*it is totally acceptable to be humming Dolly Parton whilst reading this post, in fact I encourage it!*
Up until two weeks ago my work life revolved around just two bar shifts a week. The whole lack of money situation REALLY sucked but the best thing about it was that, other then a few weekly chores, I had so much time to do whatever I wanted aka. Reading!
It wasn’t even that I spent all day every day reading books, but I had that freedom to be able to pick up a book if I felt the urge. My reading style is a little bit strange, because I am one of those people who will read an entire book in one sitting, so knowing I had an entire day free, or that I didn’t have to get up early for anything the next day meant that I could read whenever I wanted.
But now that has all changed.
Don’t get me wrong, I am super happy that I finally have a full time job, and I know how lucky I am that I only had to struggle without one for just a year and that there are tons of people out there who are still struggling. So don’t get me wrong I’m happy, but it hasn’t half ruined reading time for me!
Instead of my lovely chilled out days I know spend my time attempting to act the professional whilst really having no idea what I am doing. I have spent the majority of my first two weeks typing up important looking documents, but I still have no idea what they are for!

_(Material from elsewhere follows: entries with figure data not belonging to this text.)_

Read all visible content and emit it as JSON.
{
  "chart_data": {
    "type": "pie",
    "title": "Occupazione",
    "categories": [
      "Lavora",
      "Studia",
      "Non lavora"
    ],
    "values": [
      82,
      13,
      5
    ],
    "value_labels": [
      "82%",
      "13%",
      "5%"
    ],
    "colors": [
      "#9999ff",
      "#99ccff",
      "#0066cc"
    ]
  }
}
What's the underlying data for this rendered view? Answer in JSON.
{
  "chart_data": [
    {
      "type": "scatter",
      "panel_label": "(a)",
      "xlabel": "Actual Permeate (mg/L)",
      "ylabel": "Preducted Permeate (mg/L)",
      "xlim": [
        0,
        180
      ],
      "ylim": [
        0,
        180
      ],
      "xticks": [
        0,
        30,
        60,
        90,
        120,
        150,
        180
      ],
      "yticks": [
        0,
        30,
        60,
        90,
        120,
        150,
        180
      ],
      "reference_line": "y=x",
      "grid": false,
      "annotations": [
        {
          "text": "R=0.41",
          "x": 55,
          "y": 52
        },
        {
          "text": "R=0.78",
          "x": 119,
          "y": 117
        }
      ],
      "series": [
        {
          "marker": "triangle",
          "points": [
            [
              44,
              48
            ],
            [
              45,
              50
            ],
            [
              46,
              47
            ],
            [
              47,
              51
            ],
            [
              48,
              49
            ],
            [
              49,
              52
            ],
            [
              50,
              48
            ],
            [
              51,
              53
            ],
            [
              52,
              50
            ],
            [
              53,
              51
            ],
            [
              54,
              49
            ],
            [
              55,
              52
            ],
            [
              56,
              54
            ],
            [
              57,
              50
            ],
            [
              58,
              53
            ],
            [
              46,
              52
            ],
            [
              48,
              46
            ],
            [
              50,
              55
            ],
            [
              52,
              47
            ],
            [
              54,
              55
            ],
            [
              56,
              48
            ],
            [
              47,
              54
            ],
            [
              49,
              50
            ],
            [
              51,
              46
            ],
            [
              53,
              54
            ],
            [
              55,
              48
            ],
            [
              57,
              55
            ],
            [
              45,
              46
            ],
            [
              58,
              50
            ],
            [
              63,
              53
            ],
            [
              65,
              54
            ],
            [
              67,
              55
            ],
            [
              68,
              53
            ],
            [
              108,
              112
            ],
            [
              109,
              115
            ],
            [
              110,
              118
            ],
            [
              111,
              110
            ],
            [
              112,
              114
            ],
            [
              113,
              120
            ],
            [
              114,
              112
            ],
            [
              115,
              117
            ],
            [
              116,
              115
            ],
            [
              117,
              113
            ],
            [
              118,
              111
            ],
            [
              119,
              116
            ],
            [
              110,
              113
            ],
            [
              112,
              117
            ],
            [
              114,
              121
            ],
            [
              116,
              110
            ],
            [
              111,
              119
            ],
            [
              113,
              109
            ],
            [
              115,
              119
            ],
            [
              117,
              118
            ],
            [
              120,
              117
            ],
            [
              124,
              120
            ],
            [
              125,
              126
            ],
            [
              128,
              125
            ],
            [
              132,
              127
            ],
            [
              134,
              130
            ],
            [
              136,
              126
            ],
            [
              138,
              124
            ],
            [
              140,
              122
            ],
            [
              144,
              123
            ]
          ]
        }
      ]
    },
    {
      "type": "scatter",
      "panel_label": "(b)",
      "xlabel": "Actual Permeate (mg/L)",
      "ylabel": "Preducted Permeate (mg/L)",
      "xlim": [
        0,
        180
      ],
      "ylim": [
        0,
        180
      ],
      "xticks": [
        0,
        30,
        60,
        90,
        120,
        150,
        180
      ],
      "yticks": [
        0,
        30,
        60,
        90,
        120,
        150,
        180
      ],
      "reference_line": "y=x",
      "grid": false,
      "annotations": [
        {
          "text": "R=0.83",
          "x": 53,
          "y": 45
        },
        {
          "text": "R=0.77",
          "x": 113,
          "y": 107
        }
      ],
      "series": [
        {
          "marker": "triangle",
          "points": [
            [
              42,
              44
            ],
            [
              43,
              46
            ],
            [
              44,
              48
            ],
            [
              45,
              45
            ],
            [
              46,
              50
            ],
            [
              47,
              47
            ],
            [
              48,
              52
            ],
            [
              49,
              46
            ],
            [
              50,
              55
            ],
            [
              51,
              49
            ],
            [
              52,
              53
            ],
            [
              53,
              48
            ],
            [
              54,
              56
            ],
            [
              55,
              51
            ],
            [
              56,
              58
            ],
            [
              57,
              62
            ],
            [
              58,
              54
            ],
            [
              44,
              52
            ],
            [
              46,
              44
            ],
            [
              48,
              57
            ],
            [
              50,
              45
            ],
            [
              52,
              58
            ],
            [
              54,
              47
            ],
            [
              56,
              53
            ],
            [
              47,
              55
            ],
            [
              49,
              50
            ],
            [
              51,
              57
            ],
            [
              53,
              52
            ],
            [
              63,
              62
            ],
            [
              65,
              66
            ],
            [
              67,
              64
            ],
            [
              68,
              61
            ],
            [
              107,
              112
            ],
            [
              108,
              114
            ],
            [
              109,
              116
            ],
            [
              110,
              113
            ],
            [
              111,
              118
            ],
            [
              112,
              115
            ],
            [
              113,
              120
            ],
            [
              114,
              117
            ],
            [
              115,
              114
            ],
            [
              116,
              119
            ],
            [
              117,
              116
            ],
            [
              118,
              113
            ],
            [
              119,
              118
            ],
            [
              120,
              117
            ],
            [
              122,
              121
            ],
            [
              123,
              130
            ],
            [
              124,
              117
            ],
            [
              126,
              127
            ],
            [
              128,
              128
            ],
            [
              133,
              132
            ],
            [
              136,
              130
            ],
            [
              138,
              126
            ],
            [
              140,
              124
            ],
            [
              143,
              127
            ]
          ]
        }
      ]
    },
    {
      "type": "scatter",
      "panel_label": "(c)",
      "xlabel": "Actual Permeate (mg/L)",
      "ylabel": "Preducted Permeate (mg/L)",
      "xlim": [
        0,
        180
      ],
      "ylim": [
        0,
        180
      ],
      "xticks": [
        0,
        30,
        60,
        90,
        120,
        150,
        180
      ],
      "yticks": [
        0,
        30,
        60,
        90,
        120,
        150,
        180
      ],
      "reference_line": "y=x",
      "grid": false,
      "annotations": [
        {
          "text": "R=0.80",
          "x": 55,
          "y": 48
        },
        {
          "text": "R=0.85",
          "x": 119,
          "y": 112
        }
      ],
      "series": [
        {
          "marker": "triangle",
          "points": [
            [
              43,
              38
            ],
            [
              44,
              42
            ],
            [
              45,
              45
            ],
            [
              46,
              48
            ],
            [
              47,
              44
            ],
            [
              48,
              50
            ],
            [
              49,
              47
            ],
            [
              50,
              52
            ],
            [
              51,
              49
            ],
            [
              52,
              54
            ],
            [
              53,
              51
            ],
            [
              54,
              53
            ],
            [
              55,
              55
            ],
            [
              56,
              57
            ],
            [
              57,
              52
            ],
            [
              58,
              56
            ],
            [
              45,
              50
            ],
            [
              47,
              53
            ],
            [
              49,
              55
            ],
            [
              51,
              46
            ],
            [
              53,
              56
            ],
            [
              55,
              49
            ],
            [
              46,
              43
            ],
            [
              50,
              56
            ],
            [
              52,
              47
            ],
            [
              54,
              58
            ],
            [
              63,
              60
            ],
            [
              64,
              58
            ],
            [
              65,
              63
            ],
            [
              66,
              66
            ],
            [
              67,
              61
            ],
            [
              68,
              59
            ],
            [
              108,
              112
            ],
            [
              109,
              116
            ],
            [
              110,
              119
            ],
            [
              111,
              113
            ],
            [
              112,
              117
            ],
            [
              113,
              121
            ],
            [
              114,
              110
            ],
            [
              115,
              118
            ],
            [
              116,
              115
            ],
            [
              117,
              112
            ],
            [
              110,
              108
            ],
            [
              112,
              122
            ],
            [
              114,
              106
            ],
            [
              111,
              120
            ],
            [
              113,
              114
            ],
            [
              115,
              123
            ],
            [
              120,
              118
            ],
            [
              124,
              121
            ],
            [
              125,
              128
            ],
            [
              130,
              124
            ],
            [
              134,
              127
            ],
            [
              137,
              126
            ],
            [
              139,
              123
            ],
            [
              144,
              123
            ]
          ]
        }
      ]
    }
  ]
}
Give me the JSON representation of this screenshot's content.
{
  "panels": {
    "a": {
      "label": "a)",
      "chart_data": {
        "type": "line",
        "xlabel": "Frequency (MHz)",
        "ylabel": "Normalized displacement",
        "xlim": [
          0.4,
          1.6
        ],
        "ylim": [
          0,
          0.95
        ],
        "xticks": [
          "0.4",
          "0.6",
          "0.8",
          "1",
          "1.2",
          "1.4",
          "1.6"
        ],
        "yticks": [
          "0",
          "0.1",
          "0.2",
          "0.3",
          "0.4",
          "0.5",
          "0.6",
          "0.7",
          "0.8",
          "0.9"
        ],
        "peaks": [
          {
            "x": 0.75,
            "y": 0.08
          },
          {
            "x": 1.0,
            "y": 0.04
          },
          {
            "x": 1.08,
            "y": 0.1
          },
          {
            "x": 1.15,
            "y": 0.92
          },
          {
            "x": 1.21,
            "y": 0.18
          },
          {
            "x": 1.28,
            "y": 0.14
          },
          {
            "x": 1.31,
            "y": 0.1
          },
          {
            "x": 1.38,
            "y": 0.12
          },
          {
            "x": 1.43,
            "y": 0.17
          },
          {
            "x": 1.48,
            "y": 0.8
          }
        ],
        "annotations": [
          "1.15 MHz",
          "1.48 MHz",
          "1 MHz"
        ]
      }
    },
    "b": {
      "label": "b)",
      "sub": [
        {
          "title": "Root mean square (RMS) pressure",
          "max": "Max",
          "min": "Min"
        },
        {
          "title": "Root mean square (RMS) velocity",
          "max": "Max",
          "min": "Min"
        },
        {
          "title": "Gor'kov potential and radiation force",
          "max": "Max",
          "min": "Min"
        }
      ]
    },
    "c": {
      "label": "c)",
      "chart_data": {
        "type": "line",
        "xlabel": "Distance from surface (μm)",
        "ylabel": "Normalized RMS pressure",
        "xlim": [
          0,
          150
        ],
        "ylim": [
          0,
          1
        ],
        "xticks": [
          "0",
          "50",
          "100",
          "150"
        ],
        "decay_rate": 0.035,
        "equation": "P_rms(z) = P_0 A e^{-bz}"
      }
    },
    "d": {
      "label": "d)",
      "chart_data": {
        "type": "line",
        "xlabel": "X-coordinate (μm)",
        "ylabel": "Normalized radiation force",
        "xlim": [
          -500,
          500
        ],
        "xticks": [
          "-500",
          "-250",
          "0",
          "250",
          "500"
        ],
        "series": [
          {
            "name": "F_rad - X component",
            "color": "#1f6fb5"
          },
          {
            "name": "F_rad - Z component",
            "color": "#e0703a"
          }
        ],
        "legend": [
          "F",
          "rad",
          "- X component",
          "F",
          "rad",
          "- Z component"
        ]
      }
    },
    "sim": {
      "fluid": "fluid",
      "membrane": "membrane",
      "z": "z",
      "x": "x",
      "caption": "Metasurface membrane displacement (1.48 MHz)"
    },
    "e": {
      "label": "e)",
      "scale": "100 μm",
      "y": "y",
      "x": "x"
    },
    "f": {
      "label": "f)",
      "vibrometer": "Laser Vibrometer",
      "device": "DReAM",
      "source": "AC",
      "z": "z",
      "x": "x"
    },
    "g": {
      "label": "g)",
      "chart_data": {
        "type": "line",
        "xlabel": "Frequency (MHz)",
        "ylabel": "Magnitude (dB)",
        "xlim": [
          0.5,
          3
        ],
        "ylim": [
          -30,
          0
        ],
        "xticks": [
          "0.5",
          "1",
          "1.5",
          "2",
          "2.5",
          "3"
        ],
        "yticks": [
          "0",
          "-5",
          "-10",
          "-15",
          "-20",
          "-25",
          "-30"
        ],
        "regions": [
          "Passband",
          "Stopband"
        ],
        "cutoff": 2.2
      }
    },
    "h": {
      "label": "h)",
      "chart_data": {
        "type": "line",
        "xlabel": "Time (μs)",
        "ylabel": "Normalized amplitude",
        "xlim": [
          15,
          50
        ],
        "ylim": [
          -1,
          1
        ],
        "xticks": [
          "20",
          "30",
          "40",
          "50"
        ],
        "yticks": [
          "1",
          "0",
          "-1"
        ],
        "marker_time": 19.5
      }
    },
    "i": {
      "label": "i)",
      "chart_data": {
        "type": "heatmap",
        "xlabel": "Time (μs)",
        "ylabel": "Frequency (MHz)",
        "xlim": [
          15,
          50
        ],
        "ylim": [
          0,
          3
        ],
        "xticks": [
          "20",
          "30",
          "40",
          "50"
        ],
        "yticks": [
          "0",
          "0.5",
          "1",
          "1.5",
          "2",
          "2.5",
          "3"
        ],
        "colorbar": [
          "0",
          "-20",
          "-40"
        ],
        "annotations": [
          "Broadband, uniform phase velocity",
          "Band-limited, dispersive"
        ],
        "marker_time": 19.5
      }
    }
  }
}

By the time I get home my head is so mushed up with all the stuff I have been doing all day that I have no motivation to do anything, even reading. Instead I have been doing a lot of sleeping!
I have read two books over these past two weeks and it makes me really sad to say that one of them took me 8 days. EIGHT DAYS?!!! For you that might be a short amount of time, but for me it is unheard of!
I need and want to get back into my reading, but I am really struggling at the moment. I miss books so much that at one point I was actually considering taking an entire day off work just so I could read!
My mum suggested that I schedule “reading time” but that just sounds dumb, it would be like I am forcing myself to read at a certain time and I hate that idea. So instead I thought I would ask the most qualified person… you!